There are big misconceptions the public has about his work, said David Zaharoff, an assistant professor of biomedical engineering at the University of Arkansas at Fayetteville.

“The general perception is the university funds my research and pays for my students. In reality, you can think of each lab as its own independent company,” Zaharoff said, noting pressure on researchers to come up with funding from outside sources like federal grants. The university supports new faculty, but “within two or three years, you’re expected to be pretty much self-sufficient,” he said.

Pressure also comes from the UA’s goal to be a top-50 public university because research expenditures are a component used to evaluate universities. To boost such research dollars, the engineering college recently established a new position overseeing strategic ways to forge more research opportunities.

Heather Nachtmann began working in July as the college’s new associate dean for research, a half-time appointment as she continues in her role as a professor in UA’s industrial engineering department.

“One of the things we’ve done initially is develop an engineering research council,” Nachtmann said. The nine-person group will include Nachtmann and members from each of UA’s eight engineering departments.

Engineering comprises the second-largest share of research spending at UA behind agriculture, with agriculture research including UA’s Dale Bumpers College of Agricultural, Food and Life Sciences and UA’s Division of Agriculture (not including the division’s Cooperative Extension Service). Research spending for UA totaled about $125.5 million in the 12-month period that ended on June 30 of last year, with nearly one in five dollars spent on engineering research.

But Nachtmann said there remains a gap between UA and top-50 public universities in engineering research spending and also engineering spending per faculty member.

She noted the hiring last year of John English as engineering dean as another factor in the renewed focus on research. English appointed a task force to identify research strengths and emerging areas, as well as recommendations for improving research output.

“The creation of this task force was really the first time the college had created any kind of formal entity to look specifically at research,” Nachtmann said.

One way colleges have sought to increase their influence on both policy and federal funding decisions has been through lobbyists. The UA has a lobbying firm working on the university’s behalf, according to the university’s website.

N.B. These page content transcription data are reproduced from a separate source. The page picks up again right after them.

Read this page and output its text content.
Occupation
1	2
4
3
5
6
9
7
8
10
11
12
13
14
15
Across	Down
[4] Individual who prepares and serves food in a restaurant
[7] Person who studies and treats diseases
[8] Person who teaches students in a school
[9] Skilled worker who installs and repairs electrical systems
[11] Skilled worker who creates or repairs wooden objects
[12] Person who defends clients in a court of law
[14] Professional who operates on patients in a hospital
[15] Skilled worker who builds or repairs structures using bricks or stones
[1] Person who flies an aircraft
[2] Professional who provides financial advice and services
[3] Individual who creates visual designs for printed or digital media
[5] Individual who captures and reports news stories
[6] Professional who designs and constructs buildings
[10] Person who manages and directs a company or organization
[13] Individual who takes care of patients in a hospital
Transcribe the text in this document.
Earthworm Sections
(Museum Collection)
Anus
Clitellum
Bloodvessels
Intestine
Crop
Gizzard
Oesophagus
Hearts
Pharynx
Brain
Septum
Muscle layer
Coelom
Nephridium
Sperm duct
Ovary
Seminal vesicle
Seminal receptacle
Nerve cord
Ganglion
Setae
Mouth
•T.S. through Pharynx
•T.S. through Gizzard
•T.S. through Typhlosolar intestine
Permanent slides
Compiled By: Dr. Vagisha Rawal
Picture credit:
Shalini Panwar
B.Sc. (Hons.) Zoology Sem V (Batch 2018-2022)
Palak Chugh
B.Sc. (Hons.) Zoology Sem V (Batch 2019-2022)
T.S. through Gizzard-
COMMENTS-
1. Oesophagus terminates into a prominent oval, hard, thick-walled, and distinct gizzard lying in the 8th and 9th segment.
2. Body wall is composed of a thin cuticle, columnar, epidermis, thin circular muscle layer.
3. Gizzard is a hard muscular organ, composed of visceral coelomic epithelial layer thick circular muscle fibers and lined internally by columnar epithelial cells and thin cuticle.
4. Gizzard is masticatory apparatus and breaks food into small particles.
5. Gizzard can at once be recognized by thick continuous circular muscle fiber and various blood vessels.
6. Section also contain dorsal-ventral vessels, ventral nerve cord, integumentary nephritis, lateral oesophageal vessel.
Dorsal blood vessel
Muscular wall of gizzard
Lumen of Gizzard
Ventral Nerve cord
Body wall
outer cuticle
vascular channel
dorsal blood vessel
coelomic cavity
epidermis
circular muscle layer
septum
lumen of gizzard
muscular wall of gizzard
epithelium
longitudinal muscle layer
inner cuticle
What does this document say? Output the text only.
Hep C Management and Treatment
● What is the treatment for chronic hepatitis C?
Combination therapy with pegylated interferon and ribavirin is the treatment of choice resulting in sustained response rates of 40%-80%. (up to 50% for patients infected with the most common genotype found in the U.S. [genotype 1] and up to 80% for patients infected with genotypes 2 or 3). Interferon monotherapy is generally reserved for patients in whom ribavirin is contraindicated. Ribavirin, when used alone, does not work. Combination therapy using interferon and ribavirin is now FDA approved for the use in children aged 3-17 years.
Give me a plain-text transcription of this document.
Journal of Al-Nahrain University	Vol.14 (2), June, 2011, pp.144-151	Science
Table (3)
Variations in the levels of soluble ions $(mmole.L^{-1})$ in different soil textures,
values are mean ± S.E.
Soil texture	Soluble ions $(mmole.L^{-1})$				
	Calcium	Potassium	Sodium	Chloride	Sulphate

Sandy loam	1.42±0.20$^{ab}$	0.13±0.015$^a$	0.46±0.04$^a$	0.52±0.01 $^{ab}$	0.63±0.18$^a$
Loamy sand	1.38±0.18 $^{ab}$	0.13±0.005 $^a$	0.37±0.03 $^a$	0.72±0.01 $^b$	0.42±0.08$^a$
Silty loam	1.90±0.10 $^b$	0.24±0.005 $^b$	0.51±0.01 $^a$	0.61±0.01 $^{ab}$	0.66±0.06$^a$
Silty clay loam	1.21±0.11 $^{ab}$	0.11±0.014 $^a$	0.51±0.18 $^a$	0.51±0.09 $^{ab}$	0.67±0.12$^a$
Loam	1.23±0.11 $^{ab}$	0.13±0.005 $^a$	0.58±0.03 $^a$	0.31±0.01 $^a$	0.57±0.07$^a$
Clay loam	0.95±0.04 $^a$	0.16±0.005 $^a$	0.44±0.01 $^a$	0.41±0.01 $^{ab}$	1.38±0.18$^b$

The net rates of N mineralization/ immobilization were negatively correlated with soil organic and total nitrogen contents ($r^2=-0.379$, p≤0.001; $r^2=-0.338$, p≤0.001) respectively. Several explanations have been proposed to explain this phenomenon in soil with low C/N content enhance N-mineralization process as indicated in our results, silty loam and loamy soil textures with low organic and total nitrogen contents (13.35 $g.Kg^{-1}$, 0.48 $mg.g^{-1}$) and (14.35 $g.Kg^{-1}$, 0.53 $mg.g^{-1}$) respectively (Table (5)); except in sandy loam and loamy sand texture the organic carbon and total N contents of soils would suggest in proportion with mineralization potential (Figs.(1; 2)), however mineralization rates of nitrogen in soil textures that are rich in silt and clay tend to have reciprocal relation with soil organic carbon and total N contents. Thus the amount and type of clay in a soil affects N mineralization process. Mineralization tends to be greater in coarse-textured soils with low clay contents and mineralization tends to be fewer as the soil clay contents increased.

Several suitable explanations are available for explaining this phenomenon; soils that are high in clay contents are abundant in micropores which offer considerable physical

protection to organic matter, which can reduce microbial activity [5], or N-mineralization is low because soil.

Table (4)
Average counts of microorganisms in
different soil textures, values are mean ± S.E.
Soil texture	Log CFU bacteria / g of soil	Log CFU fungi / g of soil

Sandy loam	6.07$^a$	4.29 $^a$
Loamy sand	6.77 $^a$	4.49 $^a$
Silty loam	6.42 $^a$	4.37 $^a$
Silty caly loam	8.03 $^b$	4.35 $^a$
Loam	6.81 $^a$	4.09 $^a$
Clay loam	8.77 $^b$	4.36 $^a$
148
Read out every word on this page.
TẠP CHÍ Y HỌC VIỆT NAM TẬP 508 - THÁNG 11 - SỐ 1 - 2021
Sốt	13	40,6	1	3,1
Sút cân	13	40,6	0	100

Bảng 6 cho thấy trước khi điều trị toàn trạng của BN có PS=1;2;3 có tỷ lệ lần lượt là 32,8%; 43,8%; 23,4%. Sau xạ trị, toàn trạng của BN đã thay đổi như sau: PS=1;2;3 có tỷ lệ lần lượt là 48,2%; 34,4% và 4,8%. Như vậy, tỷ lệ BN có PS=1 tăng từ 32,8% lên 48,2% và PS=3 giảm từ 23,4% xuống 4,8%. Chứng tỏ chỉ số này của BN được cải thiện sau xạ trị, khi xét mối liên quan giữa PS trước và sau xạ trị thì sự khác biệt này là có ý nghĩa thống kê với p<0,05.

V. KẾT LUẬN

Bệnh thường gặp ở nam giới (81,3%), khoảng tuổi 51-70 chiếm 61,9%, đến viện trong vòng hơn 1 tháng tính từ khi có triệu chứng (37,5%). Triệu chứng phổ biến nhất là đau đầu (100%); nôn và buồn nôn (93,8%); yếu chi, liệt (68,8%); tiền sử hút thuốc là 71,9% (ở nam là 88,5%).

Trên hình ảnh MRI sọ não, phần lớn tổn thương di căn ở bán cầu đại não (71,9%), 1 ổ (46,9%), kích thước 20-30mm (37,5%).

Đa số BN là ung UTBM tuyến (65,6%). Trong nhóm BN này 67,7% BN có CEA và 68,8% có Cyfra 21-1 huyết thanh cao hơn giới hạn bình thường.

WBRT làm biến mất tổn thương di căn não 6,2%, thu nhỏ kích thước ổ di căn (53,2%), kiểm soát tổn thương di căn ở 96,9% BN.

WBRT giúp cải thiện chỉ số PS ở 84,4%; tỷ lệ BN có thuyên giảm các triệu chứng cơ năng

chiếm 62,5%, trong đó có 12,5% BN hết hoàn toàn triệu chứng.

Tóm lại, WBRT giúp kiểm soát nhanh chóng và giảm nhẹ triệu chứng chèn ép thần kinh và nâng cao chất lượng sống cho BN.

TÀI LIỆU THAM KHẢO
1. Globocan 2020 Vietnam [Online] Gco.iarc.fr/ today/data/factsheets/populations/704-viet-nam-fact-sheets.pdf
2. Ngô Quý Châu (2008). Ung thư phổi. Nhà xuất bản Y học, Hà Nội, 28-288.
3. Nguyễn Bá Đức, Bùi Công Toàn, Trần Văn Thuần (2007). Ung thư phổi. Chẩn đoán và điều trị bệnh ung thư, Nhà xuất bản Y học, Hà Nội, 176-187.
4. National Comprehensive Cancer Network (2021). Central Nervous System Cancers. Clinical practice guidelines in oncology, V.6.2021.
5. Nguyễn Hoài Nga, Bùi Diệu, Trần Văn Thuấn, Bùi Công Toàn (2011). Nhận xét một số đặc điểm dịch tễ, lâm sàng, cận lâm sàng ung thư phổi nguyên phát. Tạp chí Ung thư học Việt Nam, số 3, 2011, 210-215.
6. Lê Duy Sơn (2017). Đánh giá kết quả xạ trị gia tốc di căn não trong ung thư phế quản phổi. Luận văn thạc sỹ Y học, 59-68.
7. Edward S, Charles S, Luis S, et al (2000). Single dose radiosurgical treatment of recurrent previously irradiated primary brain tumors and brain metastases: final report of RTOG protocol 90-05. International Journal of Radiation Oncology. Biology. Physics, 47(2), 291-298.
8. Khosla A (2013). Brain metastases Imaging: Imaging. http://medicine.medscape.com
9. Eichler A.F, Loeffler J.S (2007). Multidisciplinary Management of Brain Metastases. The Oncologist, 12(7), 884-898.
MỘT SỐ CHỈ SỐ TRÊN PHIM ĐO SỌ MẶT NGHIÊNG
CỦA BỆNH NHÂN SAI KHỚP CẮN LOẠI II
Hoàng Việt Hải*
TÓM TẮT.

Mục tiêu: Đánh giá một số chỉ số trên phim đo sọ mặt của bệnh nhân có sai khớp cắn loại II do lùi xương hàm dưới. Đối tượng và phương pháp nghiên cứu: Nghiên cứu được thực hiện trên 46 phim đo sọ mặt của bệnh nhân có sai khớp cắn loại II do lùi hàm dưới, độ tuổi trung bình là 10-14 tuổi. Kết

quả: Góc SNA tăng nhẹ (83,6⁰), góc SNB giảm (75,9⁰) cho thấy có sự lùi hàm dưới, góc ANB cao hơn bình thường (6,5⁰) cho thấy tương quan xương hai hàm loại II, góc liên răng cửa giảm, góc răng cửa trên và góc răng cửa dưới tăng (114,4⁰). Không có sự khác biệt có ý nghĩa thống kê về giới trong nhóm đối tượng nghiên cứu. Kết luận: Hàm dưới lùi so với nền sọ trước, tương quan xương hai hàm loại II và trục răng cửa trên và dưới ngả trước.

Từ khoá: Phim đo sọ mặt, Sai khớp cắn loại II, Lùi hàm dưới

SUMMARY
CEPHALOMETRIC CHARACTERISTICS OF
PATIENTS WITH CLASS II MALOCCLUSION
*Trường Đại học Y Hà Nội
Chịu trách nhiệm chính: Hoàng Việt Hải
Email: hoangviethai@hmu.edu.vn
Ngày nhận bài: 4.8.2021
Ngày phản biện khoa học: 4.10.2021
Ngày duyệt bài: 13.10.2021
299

The research task force recommended that the engineering college hire its own lobbyists, but “I don’t know whether that will happen,” Nachtmann said. Auburn University has hired lobbyists specifically for its engineering college, according to a 2011 news report.

But while hiring additional lobbyists may not happen, congressional staff members have been invited to tour engineering facilities and meet faculty for a “Federal Day” event later this month. In addition, Nachtmann said she and English may travel to Washington, D.C.

The engineering college also wants to begin giving out about four small grants yearly of perhaps $15,000 to help researchers, Nachtmann said, with such funds hopefully helping with larger grant applications. To succeed with such applications, “oftentimes you need to show a comparative literature review or preliminary results,” Nachtmann said, so the grants can fund summertime work or adding on a graduate student to help a researcher.

The task force report identified electronics, energy, health care system engineering, nanomaterials, and transportation and logistics as existing research strengths.

The group’s report also listed several emerging research areas, including “big data.” Nachtmann said there have been preliminary discussions with the Sam M. Walton College of Business about collaborating on a new institute focused on such analytics.

She cited Zaharoff’s collaborative work with chemistry associate professor Suresh Kumar on potential cancer treatments as the type of multi-disciplinary work she hopes will increase with the new research council.

Zaharoff, who has received more than $3 million in competitive state and federal grants since he joined UA in 2009, said collaborating “really drives the project that much further than you could have taken it yourself.”

A member of the task force and now the council, he said it’s ultimately up to researchers to form such partnerships.

Zaharoff praised the college for its commitment to supporting research.

“I think just the task force itself and the establishment of the research council speaks to the commitment of the college to emphasize research moving forward, because that’s something we didn’t have before,” he said.